North Coast Old Stock Ale 2013 vs 2018


Il birrificio North Coast è uno dei pionieri del movimento craft Americano: nasce nel 1988 come brewpub a Fort Bragg, Mendocino, a nord di San Francisco.  A fondarlo assieme ai soci Tom Allen e Joe Rosenthal fu Mark Ruedrich, ovviamente ex-homebrewer;  in 25 anni di vita il birrificio (con ristorante/grill annesso) ha preferito concentrarsi sul perfezionamento di un nucleo stabile di birre, piuttosto che sfornare continuamente di novità, collaborazioni e stravaganti esperimenti.

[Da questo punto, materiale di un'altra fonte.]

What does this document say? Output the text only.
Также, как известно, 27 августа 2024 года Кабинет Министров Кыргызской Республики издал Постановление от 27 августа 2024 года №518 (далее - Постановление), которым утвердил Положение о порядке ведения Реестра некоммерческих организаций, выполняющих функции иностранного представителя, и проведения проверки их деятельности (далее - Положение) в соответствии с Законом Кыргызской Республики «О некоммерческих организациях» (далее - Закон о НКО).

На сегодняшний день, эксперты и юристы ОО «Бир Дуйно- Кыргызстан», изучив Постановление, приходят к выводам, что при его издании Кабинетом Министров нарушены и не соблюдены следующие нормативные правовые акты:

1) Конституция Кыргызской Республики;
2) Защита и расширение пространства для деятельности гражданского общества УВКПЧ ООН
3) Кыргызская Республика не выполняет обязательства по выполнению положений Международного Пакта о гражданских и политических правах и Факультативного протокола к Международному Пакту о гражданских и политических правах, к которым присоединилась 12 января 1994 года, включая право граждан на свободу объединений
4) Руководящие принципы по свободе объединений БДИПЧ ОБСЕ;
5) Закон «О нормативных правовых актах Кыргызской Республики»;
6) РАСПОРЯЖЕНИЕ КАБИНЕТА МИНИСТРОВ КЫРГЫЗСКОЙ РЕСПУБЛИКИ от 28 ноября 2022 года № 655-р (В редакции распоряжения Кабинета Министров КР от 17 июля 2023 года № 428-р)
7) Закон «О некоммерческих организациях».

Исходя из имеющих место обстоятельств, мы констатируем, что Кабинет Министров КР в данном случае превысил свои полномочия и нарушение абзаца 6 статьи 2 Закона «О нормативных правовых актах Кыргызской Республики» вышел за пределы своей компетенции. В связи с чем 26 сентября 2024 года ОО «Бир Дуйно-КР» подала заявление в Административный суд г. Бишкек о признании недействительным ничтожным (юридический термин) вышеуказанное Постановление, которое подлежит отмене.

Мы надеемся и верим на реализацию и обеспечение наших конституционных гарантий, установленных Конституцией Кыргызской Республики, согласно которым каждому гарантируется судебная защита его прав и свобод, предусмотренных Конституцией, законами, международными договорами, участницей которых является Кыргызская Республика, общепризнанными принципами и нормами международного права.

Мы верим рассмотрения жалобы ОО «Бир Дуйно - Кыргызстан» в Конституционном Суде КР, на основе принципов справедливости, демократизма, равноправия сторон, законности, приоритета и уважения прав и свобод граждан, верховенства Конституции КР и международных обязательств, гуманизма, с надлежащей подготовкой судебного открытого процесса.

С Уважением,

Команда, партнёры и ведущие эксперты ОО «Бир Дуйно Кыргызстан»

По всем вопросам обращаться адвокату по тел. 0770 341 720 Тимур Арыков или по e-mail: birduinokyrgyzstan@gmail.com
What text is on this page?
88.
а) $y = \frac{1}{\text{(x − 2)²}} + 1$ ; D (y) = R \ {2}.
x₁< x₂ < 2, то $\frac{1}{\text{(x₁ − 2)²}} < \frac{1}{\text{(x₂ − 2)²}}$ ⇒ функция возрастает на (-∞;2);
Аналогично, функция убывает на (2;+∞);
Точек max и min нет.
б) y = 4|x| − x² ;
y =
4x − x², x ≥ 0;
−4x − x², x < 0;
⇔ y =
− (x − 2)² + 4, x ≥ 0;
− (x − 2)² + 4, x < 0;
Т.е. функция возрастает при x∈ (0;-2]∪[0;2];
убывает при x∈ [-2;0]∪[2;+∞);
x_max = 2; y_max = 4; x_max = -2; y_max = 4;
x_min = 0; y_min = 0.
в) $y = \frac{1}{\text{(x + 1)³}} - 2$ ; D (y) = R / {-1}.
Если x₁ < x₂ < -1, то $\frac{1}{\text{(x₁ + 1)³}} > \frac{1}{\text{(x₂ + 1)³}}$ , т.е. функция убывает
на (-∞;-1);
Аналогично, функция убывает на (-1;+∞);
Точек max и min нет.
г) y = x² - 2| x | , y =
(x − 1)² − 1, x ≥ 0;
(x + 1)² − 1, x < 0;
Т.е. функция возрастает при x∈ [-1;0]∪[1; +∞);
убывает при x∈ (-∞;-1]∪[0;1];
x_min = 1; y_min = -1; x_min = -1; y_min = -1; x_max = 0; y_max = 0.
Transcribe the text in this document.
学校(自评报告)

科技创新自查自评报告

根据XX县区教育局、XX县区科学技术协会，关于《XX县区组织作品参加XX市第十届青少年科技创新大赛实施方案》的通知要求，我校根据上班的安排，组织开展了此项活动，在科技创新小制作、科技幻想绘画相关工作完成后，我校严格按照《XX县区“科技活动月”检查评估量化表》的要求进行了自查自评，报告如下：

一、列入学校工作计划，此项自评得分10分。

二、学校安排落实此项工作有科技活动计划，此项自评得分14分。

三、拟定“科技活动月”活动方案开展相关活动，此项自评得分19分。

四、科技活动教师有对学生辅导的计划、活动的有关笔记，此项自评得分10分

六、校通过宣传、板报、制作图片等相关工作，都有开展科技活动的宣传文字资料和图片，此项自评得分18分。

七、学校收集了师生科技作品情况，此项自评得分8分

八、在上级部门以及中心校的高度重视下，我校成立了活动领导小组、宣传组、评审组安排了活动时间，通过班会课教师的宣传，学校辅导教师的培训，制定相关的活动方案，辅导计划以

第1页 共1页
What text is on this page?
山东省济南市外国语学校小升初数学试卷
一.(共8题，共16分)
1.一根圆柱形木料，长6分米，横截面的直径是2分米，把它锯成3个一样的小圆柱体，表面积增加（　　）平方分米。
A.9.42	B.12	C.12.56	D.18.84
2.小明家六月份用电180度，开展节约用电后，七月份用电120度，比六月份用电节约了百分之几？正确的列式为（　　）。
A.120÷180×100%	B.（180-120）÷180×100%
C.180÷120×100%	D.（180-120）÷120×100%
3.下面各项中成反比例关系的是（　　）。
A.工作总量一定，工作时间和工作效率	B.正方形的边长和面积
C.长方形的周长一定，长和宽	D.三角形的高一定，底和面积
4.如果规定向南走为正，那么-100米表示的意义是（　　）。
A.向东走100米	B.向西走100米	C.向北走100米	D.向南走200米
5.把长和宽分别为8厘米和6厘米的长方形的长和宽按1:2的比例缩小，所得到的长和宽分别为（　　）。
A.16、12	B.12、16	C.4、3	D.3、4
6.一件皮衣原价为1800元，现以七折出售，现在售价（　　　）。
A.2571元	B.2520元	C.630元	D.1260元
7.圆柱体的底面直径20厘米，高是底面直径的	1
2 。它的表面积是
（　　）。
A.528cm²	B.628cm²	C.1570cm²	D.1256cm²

Questo non gli ha impedito di crescere lentamente sino a diventare il 45esimo maggior produttore di birra negli Stati Uniti con circa 80.000 ettolitri all’anno; per fare ciò si è ovviamente resa necessaria la costruzione di un secondo sito produttivo, sempre a Fort Bragg, inaugurato nel 1994. Gran parte del merito va alla Red Seal, un’amber ale che per molti anni ha occupato il 40% della capacità produttiva di North Coast: ma al successo ha anche contribuito l’imperial stout Old Rasputin, una delle American Imperial Stout più classiche, una birra che qualsiasi appassionato dovrebbe aver bevuto almeno una volta nella vita. 
Lo scorso maggio il sessantaseienne Mark Ruedrich ha annunciato la propria decisione di andare in pensione promuovendo al Sam Kraynek (già direttore operativo dal 2013) e Sheila Martins, vice-presidente, in azienda dal 1995; Ruedrich resterà comunque nel consiglio d’amministrazione e continuerà a collaborare come consulente esterno.

La birra.
Chi è interessato alle birre da invecchiamento non dovrebbe farsi sfuggire la Old Stock Ale di North Coast; gli appassionati (io) e gli esperti la riconoscono quasi all’unanimità come una delle poche birra che valga davvero la pena di mettere in cantina e dimenticare per qualche anno. E’ una birra che ogni anno arriva anche in Europa ad un prezzo abbastanza buono: non dovete svenarvi per acquistarne qualche esemplare. North Coast la produce dall’anno 2000: la sua ispirazione è dichiaratamente inglese, a partire dalle materie prime: malto Maris Otter, luppoli Fuggles ed East Kent Golding. Il birrificio la descrive perfetta in abbinamento a formaggi: per le bottiglie più giovani utilizzate Parmigiano-Reggiano, Lincolnshire Poacher, Montgomery Cheddar o Keen’s Cheddar. Esemplari che hanno già anni di cantina alle spalle vanno a nozze con lo Stilton. La temperatura consigliata di conservazione in cantina è 10 gradi, ma è un dettaglio al quale personalmente non darei troppo peso: per la mia esperienza sono birre che tollerano senza problemi anche picchi estivi che raggiungono i venti. 
Mettiamo a confronto una bottiglia giovane (2018) con una che ha già passato sei anni in cantina. Il millesimo 2018 si presenta di color ambrato accesso da riflessi rossastri e ramati, anche se la foto non rende giustizia: la schiuma è compatta e piuttosto generosa, considerata la gradazione alcolica (12%) ma non molto persistente. Il naso è pulito, ricco, intenso e avvolgente: caramello, uvetta, prugna, datteri, frutti di bosco, ciliegia, miele. Il tutto avvolto da una calda nota etilica. Caratteristiche che ritroviamo anche al palato, dove la birra ha un corpo quasi pieno ma non è assolutamente ingombrante dal punto di vista tattile. La bevuta è dolce e ricca di frutta sotto spirito ma viene molto ben attenuata ed asciugata dall’alcool: i gradi dichiarati si sentono quasi tutti ma sorseggiare questa birra non crea nessuna difficoltà.  Un accenno terroso luppolato finale la bilancia alla perfezione: il risultato è di livello davvero notevole, intenso, pulito e preciso, emozionante. S’intravedono in lei quegli accenni liquorosi che m’aspetterei di trovare poi negli esemplari più maturi. Sarà così? Andiamo a vedere. 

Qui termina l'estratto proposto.